Gerd Gigerenzer calls the "null ritual," a mindless process for producing data that researchers seldom interpret correctly. Psychology adopted the null ritual early on, and then it spread (like a disease) to many other fields, including biology, economics, and ecology. "People do this in a ritualistic way," Gigerenzer says. "It's like compulsive hand washing."
And we are left in a position in which scientists all over the world are signing petitions to ban the practice. Or here's the American Statistical Association complaining of the "statistics wars" and recommending significance testing put aside:
"We conclude, based on our review of the articles in this special issue and the broader literature, that it is time to stop using the term"statistically significant" entirely.
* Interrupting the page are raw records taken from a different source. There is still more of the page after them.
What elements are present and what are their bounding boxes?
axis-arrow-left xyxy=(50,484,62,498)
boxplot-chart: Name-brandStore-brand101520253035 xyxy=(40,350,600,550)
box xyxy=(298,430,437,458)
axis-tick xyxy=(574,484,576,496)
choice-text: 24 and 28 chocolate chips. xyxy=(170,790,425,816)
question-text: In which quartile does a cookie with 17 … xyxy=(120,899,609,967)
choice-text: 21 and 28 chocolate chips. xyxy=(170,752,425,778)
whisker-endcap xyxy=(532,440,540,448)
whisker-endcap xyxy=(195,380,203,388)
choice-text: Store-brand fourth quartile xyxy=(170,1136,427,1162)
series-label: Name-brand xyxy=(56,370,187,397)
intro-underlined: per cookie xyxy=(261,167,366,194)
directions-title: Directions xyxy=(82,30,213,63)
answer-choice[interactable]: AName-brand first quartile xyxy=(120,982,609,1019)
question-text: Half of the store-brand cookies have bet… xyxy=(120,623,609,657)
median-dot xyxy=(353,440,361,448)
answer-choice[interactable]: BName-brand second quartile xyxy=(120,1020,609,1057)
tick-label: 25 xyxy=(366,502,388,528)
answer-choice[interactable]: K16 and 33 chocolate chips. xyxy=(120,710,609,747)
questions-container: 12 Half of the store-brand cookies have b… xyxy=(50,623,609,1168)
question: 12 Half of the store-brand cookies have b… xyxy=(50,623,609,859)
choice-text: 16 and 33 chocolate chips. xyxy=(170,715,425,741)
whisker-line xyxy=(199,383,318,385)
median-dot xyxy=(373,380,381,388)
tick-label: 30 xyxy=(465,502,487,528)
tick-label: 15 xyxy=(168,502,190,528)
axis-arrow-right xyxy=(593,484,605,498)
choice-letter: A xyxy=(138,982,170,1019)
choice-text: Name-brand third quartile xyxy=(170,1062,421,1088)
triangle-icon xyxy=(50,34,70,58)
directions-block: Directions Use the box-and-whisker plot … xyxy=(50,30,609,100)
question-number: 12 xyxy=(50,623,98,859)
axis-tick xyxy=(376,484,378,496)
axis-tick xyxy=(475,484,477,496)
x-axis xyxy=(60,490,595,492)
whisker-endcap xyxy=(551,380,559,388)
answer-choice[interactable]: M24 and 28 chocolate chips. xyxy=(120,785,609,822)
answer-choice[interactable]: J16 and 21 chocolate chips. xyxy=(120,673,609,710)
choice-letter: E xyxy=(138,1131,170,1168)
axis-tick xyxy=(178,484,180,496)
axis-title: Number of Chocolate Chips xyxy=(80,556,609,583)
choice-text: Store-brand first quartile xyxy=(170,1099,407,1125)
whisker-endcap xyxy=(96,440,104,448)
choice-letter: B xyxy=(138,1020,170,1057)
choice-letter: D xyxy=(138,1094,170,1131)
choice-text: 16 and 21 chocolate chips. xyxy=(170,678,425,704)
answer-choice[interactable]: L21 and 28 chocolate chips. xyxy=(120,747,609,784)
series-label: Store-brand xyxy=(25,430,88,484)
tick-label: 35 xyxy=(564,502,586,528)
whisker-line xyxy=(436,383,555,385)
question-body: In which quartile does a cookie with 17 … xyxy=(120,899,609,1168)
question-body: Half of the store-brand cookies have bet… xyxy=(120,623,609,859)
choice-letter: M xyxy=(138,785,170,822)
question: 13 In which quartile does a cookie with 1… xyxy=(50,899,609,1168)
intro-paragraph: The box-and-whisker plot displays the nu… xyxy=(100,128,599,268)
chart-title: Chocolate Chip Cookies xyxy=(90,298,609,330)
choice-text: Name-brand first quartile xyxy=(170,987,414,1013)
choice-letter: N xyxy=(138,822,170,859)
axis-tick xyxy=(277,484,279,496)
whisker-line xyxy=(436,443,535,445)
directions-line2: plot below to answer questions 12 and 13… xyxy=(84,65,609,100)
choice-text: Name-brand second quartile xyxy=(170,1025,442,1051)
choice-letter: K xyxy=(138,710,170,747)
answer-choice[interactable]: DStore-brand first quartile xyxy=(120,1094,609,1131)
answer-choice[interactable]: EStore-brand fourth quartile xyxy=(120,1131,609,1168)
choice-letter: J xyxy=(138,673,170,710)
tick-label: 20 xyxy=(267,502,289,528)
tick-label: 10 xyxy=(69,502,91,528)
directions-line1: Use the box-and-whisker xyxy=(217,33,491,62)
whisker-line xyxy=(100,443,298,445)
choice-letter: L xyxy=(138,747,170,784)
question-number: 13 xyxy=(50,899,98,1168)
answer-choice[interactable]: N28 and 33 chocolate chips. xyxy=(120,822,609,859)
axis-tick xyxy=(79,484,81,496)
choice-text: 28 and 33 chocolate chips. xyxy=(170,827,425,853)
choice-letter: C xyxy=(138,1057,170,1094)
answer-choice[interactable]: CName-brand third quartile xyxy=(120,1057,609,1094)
Nor should variants such as "significantly different... and"nonsignificant" survive, whether expressed in words, by asterisks in a table, or in some other way.
This is not to say that the scientific method should be put aside. Although I gripe about it, I've written many times about those places I think it [adds value].
Not to mention that there are other methods for assessing results, and a there is a minority of researchers who utilise significance testing and other measures thoughtfully.
This is all merely to say that, as Pi:
It was my first clue that atheists [and the spiritual] are... brothers and sisters of a different faith... they go as far as the legs of reason will carry them—and then they leap.
And sometimes (often?), researchers leap lazily.